Si je devais avoir une nostalgie, ce serait celle de la perte de l'illusion, non pas de la perte du réel. On dit que tout le réel disparaît au profit du virtuel. C'est vrai, nous avons en quelque sorte perdu le réel, mais il me semble qu'il y a une perte plus grave que celle du réel, c'est la perte de l'illusion, mais dans sa forme radicale, pas de l'illusion religieuse de Freud quand il parlait de la fin d'une illusion. Là, ce n'est pas l'illusion de la fin, c'est la fin d'une illusion (rire).
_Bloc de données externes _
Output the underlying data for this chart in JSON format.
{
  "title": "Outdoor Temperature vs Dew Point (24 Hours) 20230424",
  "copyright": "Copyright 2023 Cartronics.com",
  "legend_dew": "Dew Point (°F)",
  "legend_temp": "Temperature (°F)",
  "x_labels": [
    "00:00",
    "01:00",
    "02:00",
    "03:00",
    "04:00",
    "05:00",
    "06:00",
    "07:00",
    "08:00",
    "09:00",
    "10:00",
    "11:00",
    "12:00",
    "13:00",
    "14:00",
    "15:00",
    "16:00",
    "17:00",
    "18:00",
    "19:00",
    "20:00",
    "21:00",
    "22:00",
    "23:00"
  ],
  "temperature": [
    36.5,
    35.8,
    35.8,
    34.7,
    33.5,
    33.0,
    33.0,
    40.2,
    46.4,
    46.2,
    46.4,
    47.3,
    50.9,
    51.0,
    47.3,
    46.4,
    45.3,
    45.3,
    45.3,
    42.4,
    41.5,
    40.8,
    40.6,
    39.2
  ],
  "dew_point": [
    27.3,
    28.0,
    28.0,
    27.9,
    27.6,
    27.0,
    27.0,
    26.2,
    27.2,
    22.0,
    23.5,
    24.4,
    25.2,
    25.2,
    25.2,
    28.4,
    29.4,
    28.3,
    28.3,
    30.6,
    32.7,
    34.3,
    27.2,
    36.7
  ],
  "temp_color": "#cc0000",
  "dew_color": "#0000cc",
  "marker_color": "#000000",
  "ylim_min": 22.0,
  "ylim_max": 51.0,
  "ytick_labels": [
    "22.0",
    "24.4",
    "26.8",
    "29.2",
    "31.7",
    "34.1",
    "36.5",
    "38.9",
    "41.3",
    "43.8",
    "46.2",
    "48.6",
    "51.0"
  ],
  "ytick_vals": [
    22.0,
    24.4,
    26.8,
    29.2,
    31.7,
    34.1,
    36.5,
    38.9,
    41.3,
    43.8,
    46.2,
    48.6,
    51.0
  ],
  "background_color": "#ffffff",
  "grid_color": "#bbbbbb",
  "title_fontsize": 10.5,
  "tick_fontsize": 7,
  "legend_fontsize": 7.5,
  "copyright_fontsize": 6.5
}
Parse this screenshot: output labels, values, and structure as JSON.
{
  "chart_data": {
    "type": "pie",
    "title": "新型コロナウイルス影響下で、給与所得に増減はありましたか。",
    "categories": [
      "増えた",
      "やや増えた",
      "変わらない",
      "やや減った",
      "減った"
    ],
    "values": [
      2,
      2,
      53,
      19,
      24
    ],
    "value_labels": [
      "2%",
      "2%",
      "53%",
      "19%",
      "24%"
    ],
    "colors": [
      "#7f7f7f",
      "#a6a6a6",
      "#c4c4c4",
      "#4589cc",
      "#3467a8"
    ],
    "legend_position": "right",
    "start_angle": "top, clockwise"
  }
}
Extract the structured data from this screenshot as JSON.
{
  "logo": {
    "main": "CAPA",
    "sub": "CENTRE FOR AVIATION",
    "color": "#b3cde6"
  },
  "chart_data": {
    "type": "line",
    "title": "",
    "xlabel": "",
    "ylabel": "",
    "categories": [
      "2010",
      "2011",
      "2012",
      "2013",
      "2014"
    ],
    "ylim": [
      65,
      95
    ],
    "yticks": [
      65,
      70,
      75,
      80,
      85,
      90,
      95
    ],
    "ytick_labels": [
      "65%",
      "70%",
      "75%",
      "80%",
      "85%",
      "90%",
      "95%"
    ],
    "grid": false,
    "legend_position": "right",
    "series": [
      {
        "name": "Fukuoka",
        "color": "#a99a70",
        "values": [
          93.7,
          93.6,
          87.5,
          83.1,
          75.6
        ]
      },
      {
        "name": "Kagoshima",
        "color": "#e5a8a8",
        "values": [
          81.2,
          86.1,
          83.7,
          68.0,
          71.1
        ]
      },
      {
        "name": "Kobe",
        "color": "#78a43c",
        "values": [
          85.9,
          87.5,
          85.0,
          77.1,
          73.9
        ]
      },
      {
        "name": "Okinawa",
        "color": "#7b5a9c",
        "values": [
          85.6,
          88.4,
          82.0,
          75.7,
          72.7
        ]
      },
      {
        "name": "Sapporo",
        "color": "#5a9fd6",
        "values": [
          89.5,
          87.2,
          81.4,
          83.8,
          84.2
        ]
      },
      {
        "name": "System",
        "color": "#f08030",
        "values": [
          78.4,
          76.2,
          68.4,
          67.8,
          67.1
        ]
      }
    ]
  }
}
La fin de ses illusions superstitieuses, celles d'un autre monde, à la limite c'est une bonne chose. Il s'agit de l'illusion radicale du monde, c'est-à-dire la magie des apparences, l'illusion vitale dont parlait Nietzsche, qui me semble plus fondamentale que le réel même, et c'est celle-là qui est en train d'être réellement exterminée. Nous avons affaire à un processus d'extermination de l'illusion, qui est plus grave que le processus de forclusion du réel auquel nous avons affaire. Tout cela est aujourd'hui sous le signe du virtuel...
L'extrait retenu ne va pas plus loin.